Firms built up their reserves during the past few years by cutting back on expenses, laying off workers, and slowing investments, among other measures. Anxiety about everything from wars to recessions put the brakes on spending too. “A lot of CFOs have been sitting on their hands for the last two years,” says Barry Toren, leader of Korn Ferry’s North American Financial Officer practice. Indeed, the slowdown in activity was everywhere, with even share-repurchase programs down and cuts in dividend payments rising. In all, firms reduced capital expenditures by two-thirds last year.
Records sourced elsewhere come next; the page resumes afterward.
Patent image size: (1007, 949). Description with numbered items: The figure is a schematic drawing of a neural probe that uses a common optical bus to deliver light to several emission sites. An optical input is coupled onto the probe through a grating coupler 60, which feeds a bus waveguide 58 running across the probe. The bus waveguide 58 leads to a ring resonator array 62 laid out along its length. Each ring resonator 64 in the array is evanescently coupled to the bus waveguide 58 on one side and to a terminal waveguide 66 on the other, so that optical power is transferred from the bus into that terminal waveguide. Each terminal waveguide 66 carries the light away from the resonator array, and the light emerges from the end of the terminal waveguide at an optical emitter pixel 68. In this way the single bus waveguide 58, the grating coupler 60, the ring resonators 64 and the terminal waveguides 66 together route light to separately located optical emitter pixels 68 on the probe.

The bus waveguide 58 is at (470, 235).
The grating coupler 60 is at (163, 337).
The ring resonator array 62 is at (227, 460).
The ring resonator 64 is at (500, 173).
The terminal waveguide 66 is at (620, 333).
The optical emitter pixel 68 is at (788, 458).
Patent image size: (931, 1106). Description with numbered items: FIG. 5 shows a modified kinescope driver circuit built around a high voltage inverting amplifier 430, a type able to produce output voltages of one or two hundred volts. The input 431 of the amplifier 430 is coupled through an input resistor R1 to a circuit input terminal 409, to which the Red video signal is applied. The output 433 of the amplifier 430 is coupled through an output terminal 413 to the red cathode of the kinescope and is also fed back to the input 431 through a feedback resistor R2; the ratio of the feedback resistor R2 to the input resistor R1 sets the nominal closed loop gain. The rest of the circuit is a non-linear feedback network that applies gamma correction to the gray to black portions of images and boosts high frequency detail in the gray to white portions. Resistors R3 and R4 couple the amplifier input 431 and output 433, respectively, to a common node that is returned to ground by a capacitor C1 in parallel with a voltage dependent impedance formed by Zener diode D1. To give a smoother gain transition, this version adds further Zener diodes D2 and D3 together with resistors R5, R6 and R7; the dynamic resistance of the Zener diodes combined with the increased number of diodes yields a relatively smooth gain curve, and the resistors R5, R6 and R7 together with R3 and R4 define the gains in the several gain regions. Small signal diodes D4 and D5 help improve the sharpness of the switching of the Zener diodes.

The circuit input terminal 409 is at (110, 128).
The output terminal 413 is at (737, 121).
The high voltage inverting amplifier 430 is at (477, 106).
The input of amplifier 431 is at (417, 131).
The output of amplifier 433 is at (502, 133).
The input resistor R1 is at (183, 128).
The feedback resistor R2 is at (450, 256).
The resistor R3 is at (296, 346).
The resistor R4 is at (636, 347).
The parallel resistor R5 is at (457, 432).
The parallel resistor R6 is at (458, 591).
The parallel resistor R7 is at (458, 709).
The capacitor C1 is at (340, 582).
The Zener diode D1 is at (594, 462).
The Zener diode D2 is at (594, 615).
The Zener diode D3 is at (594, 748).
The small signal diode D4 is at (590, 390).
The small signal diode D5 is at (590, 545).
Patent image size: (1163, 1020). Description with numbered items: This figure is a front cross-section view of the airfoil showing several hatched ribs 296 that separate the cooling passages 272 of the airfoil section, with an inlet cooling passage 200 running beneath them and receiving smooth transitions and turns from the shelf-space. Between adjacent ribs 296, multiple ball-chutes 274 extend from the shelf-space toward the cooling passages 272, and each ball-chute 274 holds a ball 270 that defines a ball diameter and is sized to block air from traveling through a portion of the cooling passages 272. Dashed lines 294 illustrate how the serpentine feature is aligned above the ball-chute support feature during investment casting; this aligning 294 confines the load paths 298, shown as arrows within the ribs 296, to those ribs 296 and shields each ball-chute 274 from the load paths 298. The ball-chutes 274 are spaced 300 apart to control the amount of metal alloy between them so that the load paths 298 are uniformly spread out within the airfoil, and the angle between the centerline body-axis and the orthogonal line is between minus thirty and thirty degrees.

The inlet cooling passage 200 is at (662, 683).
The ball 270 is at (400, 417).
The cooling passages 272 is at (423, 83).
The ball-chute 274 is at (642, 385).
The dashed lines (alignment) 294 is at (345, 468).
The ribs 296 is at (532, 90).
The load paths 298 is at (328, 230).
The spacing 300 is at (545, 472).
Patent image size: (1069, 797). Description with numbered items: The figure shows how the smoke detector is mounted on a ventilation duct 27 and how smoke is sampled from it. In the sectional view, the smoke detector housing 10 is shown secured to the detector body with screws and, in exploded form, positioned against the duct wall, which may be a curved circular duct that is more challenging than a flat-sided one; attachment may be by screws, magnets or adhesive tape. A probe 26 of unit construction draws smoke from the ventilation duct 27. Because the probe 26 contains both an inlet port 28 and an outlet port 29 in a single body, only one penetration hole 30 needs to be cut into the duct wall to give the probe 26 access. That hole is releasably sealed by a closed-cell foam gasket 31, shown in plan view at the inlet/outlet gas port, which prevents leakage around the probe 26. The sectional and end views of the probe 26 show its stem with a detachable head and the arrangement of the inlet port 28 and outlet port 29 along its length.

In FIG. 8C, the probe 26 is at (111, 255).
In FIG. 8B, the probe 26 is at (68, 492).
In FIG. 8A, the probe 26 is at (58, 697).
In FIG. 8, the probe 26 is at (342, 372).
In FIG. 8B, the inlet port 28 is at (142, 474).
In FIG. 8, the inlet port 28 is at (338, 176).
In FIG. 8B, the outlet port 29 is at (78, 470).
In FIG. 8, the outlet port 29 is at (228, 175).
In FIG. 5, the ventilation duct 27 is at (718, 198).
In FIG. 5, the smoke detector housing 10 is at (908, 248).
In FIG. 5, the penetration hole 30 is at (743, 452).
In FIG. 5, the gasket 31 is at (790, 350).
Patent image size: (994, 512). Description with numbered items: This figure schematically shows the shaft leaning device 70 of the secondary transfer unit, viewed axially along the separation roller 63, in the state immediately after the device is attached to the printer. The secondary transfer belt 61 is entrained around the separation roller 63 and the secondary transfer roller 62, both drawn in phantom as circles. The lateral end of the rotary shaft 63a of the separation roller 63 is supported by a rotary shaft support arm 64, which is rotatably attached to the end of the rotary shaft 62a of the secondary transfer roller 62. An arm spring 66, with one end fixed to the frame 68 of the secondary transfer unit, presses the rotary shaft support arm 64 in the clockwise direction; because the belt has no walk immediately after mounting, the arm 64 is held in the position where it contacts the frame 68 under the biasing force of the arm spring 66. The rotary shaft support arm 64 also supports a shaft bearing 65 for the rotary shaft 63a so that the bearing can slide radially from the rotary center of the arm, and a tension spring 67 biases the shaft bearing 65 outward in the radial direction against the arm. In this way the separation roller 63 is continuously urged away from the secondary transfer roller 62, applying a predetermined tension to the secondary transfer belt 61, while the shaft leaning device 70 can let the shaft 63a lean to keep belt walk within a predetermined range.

But the change in the C-suite’s attitude towards spending makes some analysts just as nervous as firm leaders have been about economic conditions. Charles Elson, founding director of the John L. Weinberg Center for Corporate Governance at the University of Delaware, says leaders tend to spend their hoards of cash in ways not beneficial to shareholders or the organization. Already, many investors have started to question not only some pending mergers, but also the huge sums firms are pouring into artificial intelligence—with little return on investment to show for it. “There’s nothing more dangerous than a company with a huge cash pile,” he says.
In particular, Elson worries that leaders will fall prey to “empire building” simply because they have the money to spend. Michelle Lowry, a professor of finance and corporate-governance expert at Drexel University’s LeBow College of Business, agrees, pointing to the long historical record of mergers and acquisitions failing to create shareholder value. After a competitor does a deal, she says, lots of leaders feel pressure to keep pace by doing one of their own. “Once a competitor does something, leaders start wondering if they need to do something, too,” says Lowry.
To be sure, Toren says a lot of companies got burned in the aftermath of the pandemic by moving too quickly on deals and other investments. He says CFOs still have “fresh scars” from buying or investing at excessively high valuations. Still, he says, firms are holding too much dry powder—finance-speak for the cash on their balance sheets—to remain on the sidelines much longer. On top of that, experts say that sitting on the cash for too long could arouse unwanted attention from activists. As interest rates decline, cash in the bank won’t earn as much, negating the rationale for parking it. And with a new administration in the US about to take office, Larcker says leaders will need to make some hard choices about what to do with their cash—or else activists will make those choices for them. “Activists have lots of ideas about what companies could be doing with their money, if leaders don’t.”